May 7, 2011
Little financial news to cheer about
By George H. Reddin
The construction materials sector has not had much to cheer about over the last few years. Congress did pass a short-term extension to the Safe, Accountable, Flexible, Efficient Transportation Equity Act: A Legacy for Users (SAFETEA-LU), the expired surface transportation bill, on March 4, 2011. However, the necessary extension has not solved what the nation and the industry need in the long term. The industry is working hard to encourage Congress to pass a six-year bill with adequate funding to meet infrastructure needs. The construction aggregates industry depends heavily on highway construction, and a new six-year bill would give the industry a needed boost, as it does not appear that the residential recovery will contribute in any meaningful way until 2012 or beyond.
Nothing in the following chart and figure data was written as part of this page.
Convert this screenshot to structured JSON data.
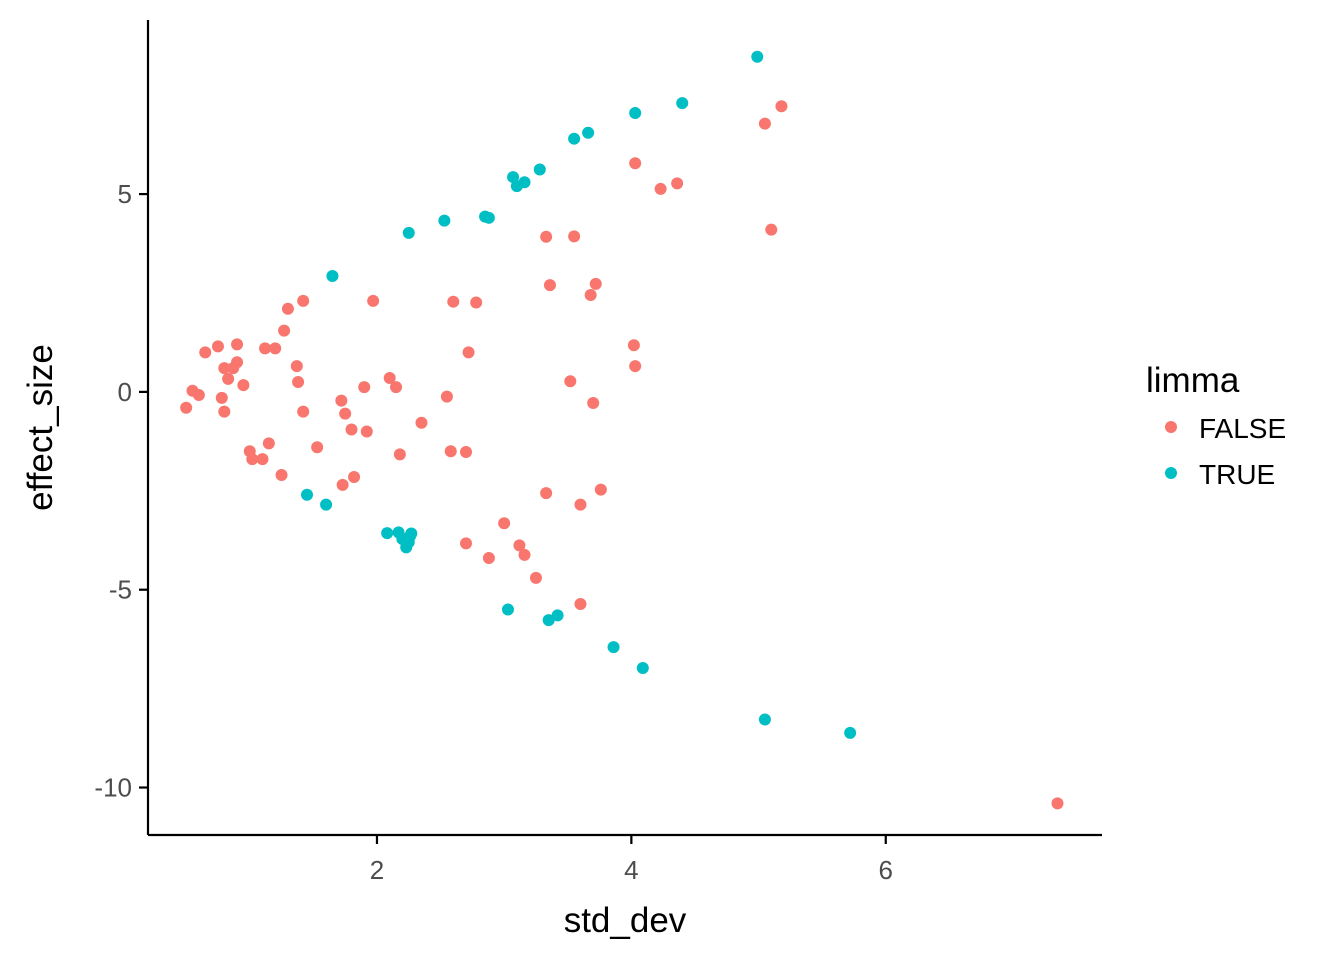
{
  "chart_data": {
    "type": "scatter",
    "xlabel": "std_dev",
    "ylabel": "effect_size",
    "xlim": [
      0.2,
      7.7
    ],
    "ylim": [
      -11.2,
      9.4
    ],
    "x_ticks": [
      2,
      4,
      6
    ],
    "y_ticks": [
      5,
      0,
      -5,
      -10
    ],
    "grid": false,
    "legend": {
      "title": "limma",
      "position": "right",
      "entries": [
        {
          "label": "FALSE",
          "color": "#F8766D"
        },
        {
          "label": "TRUE",
          "color": "#00BFC4"
        }
      ]
    },
    "series": [
      {
        "name": "FALSE",
        "color": "#F8766D",
        "points": [
          [
            0.5,
            -0.4
          ],
          [
            0.55,
            0.03
          ],
          [
            0.6,
            -0.08
          ],
          [
            0.65,
            1.0
          ],
          [
            0.75,
            1.15
          ],
          [
            0.78,
            -0.15
          ],
          [
            0.8,
            0.6
          ],
          [
            0.8,
            -0.5
          ],
          [
            0.83,
            0.33
          ],
          [
            0.87,
            0.6
          ],
          [
            0.9,
            1.2
          ],
          [
            0.9,
            0.75
          ],
          [
            0.95,
            0.17
          ],
          [
            1.0,
            -1.5
          ],
          [
            1.02,
            -1.7
          ],
          [
            1.1,
            -1.7
          ],
          [
            1.12,
            1.1
          ],
          [
            1.15,
            -1.3
          ],
          [
            1.2,
            1.1
          ],
          [
            1.25,
            -2.1
          ],
          [
            1.27,
            1.55
          ],
          [
            1.3,
            2.1
          ],
          [
            1.37,
            0.65
          ],
          [
            1.38,
            0.25
          ],
          [
            1.42,
            2.3
          ],
          [
            1.42,
            -0.5
          ],
          [
            1.53,
            -1.4
          ],
          [
            1.72,
            -0.22
          ],
          [
            1.73,
            -2.35
          ],
          [
            1.75,
            -0.55
          ],
          [
            1.8,
            -0.95
          ],
          [
            1.82,
            -2.15
          ],
          [
            1.9,
            0.12
          ],
          [
            1.92,
            -1.0
          ],
          [
            1.97,
            2.3
          ],
          [
            2.1,
            0.35
          ],
          [
            2.15,
            0.12
          ],
          [
            2.18,
            -1.58
          ],
          [
            2.35,
            -0.78
          ],
          [
            2.55,
            -0.12
          ],
          [
            2.58,
            -1.5
          ],
          [
            2.6,
            2.28
          ],
          [
            2.7,
            -3.83
          ],
          [
            2.7,
            -1.52
          ],
          [
            2.72,
            1.0
          ],
          [
            2.78,
            2.26
          ],
          [
            2.88,
            -4.2
          ],
          [
            3.0,
            -3.32
          ],
          [
            3.12,
            -3.88
          ],
          [
            3.16,
            -4.12
          ],
          [
            3.25,
            -4.7
          ],
          [
            3.33,
            -2.56
          ],
          [
            3.33,
            3.92
          ],
          [
            3.36,
            2.7
          ],
          [
            3.52,
            0.27
          ],
          [
            3.55,
            3.93
          ],
          [
            3.6,
            -2.85
          ],
          [
            3.6,
            -5.36
          ],
          [
            3.68,
            2.45
          ],
          [
            3.7,
            -0.28
          ],
          [
            3.72,
            2.73
          ],
          [
            3.76,
            -2.47
          ],
          [
            4.02,
            1.18
          ],
          [
            4.03,
            0.65
          ],
          [
            4.03,
            5.78
          ],
          [
            4.23,
            5.13
          ],
          [
            4.36,
            5.27
          ],
          [
            5.05,
            6.78
          ],
          [
            5.1,
            4.1
          ],
          [
            5.18,
            7.22
          ],
          [
            7.35,
            -10.4
          ]
        ]
      },
      {
        "name": "TRUE",
        "color": "#00BFC4",
        "points": [
          [
            1.45,
            -2.6
          ],
          [
            1.6,
            -2.85
          ],
          [
            1.65,
            2.93
          ],
          [
            2.08,
            -3.57
          ],
          [
            2.17,
            -3.55
          ],
          [
            2.2,
            -3.72
          ],
          [
            2.23,
            -3.93
          ],
          [
            2.25,
            -3.8
          ],
          [
            2.26,
            -3.65
          ],
          [
            2.27,
            -3.58
          ],
          [
            2.25,
            4.02
          ],
          [
            2.53,
            4.33
          ],
          [
            2.85,
            4.43
          ],
          [
            2.88,
            4.4
          ],
          [
            3.03,
            -5.5
          ],
          [
            3.07,
            5.43
          ],
          [
            3.1,
            5.2
          ],
          [
            3.16,
            5.3
          ],
          [
            3.28,
            5.62
          ],
          [
            3.35,
            -5.77
          ],
          [
            3.42,
            -5.65
          ],
          [
            3.55,
            6.4
          ],
          [
            3.66,
            6.55
          ],
          [
            3.86,
            -6.45
          ],
          [
            4.03,
            7.05
          ],
          [
            4.09,
            -6.98
          ],
          [
            4.4,
            7.3
          ],
          [
            4.99,
            8.47
          ],
          [
            5.05,
            -8.28
          ],
          [
            5.72,
            -8.62
          ]
        ]
      }
    ]
  }
}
Oldcastle Materials, Inc. acquired an asphalt plant and sand and gravel operation in Greenwood and Black Hawk, Miss., respectively, from J. J. Ferguson Sand & Gravel, Inc.
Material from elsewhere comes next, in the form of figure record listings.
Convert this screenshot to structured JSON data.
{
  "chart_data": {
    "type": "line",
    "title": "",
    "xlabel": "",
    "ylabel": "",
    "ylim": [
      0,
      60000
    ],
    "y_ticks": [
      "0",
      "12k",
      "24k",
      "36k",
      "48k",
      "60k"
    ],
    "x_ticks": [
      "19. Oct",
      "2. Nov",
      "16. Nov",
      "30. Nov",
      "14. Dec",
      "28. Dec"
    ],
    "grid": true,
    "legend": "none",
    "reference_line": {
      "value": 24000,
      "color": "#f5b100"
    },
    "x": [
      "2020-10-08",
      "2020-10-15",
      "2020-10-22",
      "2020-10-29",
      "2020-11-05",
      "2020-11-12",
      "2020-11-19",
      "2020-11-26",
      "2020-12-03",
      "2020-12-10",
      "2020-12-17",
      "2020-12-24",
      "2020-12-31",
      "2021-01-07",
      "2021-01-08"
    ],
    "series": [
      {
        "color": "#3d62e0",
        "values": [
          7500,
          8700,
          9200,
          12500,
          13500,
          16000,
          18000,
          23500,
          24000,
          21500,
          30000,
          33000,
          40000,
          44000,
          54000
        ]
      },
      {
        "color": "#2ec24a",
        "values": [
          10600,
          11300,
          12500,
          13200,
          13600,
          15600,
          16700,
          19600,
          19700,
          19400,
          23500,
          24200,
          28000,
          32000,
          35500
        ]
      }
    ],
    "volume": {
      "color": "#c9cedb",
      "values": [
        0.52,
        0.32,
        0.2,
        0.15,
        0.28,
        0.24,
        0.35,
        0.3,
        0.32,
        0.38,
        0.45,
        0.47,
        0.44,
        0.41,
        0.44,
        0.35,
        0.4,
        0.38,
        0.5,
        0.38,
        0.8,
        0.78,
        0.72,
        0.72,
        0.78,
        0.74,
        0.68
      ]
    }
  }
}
The Rogers Group, Inc. acquired two asphalt plants from Carolina Material Sales, Inc., located in Burnsville, Minn., and Hendersonville, Tenn. In a related transaction, Rogers Group acquired paving divisions of Moore & Son Site Contractors, Inc. in Mills River, N.C., and Young & McQueen Grading Co. Inc. in Burnsville, N.C.
Holcim reported a decrease in net profit of 19.6 percent to $1.3 billion, due to weaknesses in Europe and North America’s construction sectors, with sales falling 10.7 and 6.9 percent, respectively. However, Holcim issued a positive outlook for 2011, saying that demand in mature markets will recover and growth in emerging markets will continue.
CRH plc reported a decrease in pre-tax profits of 27 percent to approximately $598 million and a decrease in like-for-like sales of 7 percent. However, the company anticipates revenue growth for 2011 based on improving trends in the second half of 2010, as well as year-to-date results in 2011.
The story on mergers and acquisitions in the construction materials sector continues in its holding pattern. Until it sees relief from some combination of residential construction, highway funding, and improvement in the economy as a whole, the market can expect a continuation of the slow, but steady, pace of strategic bolt-on acquisitions.